In 2001, North Carolinian Michael Peterson called 911, frantic at finding his wife Kathleen unconscious at the bottom of a staircase. He said she must have slipped and fallen after drinking wine and taking valium. To most, it probably seemed like a tragic accident.

Not to the local police. They decided the amount of blood on the stairs seemed suspicious and started digging. Whenever foul play is suspected, the victim’s spouse is a natural target for suspicion, and Michael had been the only other person home at the time.

Investigators discovered two interesting things about Michael, which were used against him at trial. First, he is bisexual and had been involved with men outside of his marriage. He says that Kathleen knew about this activity and accepted it. Prosecutors contended she had discovered it shortly before her death and confronted Michael about it.

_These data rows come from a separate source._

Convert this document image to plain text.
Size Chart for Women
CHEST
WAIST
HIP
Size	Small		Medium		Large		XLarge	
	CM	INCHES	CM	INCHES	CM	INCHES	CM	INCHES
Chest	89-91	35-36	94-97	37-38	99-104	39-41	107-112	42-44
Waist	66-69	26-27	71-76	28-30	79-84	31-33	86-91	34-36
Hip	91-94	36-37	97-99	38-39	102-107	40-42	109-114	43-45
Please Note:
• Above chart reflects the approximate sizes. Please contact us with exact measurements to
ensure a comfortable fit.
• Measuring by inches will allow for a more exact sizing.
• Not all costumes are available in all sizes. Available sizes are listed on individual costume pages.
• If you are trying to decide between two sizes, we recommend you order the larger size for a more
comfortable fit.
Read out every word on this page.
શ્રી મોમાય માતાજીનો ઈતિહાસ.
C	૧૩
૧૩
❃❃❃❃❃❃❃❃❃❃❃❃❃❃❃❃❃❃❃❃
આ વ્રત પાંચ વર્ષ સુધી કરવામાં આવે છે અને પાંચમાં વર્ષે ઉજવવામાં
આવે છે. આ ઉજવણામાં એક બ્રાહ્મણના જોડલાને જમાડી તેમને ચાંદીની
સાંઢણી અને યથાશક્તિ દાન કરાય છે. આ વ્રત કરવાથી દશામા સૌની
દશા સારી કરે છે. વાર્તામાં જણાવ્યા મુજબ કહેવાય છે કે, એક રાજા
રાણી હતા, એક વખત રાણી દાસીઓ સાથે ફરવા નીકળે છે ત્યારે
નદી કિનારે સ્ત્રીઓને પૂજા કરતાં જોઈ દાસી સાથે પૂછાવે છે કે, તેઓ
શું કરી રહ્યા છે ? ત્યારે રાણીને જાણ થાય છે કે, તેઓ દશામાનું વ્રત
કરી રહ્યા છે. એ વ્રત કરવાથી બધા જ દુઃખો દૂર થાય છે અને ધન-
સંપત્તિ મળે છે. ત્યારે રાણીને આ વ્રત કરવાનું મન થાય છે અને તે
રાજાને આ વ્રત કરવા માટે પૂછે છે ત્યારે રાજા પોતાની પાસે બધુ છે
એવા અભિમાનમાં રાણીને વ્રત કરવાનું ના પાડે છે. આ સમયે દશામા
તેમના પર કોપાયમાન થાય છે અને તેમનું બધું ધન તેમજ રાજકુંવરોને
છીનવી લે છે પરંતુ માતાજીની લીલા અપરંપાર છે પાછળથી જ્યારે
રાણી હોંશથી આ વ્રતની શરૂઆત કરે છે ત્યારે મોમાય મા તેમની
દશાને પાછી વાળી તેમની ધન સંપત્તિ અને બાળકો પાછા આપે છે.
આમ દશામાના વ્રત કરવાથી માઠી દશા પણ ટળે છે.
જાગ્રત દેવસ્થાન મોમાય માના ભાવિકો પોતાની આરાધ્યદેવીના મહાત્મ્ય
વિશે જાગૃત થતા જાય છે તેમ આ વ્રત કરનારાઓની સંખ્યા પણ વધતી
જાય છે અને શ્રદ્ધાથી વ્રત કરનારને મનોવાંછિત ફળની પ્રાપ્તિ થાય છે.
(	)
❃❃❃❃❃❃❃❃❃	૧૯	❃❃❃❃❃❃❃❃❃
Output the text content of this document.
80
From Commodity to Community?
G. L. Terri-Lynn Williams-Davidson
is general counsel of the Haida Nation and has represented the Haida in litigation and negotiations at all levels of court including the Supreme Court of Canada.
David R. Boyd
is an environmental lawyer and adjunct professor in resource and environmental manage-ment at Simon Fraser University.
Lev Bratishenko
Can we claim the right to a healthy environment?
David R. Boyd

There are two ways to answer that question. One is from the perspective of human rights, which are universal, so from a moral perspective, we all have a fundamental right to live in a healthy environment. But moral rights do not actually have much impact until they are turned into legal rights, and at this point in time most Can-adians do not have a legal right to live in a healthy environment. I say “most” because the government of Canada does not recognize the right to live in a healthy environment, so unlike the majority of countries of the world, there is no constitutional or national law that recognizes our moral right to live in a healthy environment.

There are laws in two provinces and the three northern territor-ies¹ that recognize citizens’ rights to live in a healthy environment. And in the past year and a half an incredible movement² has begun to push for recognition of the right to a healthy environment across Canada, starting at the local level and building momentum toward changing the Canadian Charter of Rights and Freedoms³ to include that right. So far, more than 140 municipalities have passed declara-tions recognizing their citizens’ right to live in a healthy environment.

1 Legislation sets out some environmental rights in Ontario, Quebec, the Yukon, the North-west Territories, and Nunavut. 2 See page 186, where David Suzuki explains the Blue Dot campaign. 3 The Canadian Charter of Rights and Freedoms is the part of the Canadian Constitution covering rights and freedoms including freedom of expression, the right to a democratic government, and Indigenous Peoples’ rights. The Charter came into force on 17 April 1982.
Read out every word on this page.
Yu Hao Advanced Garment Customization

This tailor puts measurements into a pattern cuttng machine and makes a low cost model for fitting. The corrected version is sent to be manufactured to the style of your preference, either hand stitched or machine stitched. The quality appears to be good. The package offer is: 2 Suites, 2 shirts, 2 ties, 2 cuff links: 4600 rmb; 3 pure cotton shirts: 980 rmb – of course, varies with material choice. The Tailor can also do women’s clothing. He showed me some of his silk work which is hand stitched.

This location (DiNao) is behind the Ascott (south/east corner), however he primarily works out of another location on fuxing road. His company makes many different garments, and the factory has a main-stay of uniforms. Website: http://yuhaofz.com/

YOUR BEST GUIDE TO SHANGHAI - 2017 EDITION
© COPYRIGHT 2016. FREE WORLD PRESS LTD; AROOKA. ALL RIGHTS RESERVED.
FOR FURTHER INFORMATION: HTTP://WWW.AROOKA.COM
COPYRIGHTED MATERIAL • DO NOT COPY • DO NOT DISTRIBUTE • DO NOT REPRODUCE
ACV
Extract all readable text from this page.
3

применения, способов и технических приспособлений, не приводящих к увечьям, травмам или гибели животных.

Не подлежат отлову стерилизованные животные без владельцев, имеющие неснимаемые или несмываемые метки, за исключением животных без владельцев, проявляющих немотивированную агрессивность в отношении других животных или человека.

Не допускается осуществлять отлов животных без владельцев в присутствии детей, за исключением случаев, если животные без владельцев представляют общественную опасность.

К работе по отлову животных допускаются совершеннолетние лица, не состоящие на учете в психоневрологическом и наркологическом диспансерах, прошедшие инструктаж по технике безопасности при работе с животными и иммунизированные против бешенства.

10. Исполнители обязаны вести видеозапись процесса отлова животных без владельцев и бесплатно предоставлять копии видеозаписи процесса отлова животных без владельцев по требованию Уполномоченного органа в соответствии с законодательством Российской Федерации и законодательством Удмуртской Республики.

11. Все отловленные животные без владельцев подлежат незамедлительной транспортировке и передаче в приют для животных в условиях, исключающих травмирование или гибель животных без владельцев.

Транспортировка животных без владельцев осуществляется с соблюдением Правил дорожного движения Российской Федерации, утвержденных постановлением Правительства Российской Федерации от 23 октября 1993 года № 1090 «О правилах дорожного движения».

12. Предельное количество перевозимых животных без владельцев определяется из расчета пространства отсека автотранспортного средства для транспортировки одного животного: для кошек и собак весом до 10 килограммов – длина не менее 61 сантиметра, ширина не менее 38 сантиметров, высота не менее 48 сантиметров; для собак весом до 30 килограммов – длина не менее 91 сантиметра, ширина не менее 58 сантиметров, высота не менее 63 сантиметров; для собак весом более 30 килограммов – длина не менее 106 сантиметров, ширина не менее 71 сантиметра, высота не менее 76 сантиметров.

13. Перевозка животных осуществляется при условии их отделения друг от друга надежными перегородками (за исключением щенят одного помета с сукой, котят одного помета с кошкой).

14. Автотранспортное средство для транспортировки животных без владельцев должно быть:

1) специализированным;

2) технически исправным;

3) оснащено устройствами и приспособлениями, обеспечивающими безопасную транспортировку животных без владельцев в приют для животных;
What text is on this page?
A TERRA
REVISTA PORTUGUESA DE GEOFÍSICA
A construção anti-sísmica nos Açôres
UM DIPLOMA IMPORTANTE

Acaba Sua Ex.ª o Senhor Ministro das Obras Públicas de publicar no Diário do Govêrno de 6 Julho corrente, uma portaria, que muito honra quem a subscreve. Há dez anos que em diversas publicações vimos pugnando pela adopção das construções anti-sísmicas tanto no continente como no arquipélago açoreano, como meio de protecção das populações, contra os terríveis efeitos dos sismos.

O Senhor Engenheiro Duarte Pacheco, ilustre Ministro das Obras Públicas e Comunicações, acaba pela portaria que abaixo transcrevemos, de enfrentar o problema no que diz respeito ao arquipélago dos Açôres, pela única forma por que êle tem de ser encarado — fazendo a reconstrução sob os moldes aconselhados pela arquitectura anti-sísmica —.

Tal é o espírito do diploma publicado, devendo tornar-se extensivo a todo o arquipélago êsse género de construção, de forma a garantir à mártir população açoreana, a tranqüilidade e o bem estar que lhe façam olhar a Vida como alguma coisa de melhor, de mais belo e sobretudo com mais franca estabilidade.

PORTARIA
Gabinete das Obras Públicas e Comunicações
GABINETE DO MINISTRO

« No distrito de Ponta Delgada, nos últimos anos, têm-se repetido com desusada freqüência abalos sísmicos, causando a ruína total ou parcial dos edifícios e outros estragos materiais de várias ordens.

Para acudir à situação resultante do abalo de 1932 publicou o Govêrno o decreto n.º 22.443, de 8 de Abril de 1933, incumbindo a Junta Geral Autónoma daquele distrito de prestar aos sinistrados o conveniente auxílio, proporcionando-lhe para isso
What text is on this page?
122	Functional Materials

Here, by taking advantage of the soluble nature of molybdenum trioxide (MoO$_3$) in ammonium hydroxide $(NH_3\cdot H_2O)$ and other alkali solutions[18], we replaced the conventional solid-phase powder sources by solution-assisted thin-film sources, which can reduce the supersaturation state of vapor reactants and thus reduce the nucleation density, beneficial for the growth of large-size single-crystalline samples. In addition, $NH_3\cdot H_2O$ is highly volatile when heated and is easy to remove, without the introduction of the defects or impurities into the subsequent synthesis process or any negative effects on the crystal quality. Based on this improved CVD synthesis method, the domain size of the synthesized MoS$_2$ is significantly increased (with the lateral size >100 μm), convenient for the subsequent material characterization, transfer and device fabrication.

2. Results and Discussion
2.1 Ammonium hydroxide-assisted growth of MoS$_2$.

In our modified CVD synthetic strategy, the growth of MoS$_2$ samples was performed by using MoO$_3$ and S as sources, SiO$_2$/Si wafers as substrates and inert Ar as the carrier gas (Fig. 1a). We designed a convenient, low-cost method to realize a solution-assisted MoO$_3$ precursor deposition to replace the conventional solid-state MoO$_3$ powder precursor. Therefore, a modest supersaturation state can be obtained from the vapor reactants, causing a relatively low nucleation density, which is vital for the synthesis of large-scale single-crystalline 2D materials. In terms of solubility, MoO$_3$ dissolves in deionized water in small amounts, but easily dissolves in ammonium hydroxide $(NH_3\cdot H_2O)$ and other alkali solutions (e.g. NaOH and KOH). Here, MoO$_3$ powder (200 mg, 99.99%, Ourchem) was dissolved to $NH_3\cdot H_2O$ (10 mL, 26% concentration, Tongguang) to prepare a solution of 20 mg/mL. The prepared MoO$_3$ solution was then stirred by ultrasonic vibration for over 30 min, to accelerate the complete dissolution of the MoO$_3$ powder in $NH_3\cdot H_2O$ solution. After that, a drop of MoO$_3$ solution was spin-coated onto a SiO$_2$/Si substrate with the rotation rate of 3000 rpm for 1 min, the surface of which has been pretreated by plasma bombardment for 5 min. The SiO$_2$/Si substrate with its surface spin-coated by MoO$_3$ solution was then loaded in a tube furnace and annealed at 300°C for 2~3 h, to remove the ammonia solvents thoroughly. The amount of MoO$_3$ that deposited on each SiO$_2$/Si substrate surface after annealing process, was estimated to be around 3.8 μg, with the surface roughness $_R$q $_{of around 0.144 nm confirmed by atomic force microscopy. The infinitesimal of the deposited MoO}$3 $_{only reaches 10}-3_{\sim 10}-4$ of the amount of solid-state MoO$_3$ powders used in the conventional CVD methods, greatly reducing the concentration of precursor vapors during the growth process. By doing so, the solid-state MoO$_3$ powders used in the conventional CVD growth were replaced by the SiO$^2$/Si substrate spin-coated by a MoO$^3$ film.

The second discovery was that a close family friend had died in a suspiciously similar fashion to Kathleen Peterson. After she was found dead at the bottom of a staircase, the Petersons raised her daughters. Her body was exhumed and a new autopsy was performed in connection to Michael’s trial. Her death was ruled a homicide.

In 2003, Michael was convicted of beating his wife to death and sentenced to life in prison. Eight years later, however, a judge ruled that a prosecution witness had provided false and misleading testimony about bloodstain evidence. Since that evidence had been crucial to the state’s case, Michael was released to house arrest pending retrial.

Last year, Michael entered an Alford, or “no contest” plea in exchange for being sentenced to time served. He is now free but is considered guilty of his wife’s murder.

The Netflix documentary “The Staircase” takes no position on Michael’s guilt or innocence. Director Jean-Xavier de Lestrade’s intent, he told Time magazine, was to paint a picture of how even white, relatively wealthy defendants are treated in our justice system.

While de Lestrade doesn’t know whether Michael Peterson is guilty, he thinks he didn’t get a fair trial. The police never considered any other suspects, and the director suspects that Michael’s bisexuality played a pivotal early role in the decision to prosecute him.

“Even when you have thousands of dollars to defend yourself and you have a smart lawyer, you have to get very lucky to get out,” he said. “And it took 15 years.”

An early version of “The Staircase” debuted in 2004. Two more episodes were added in 2013 after Michael was released pending retrial. Now after following the case for 15 years, three new episodes have been added to finish the story. The full documentary is available on Netflix now.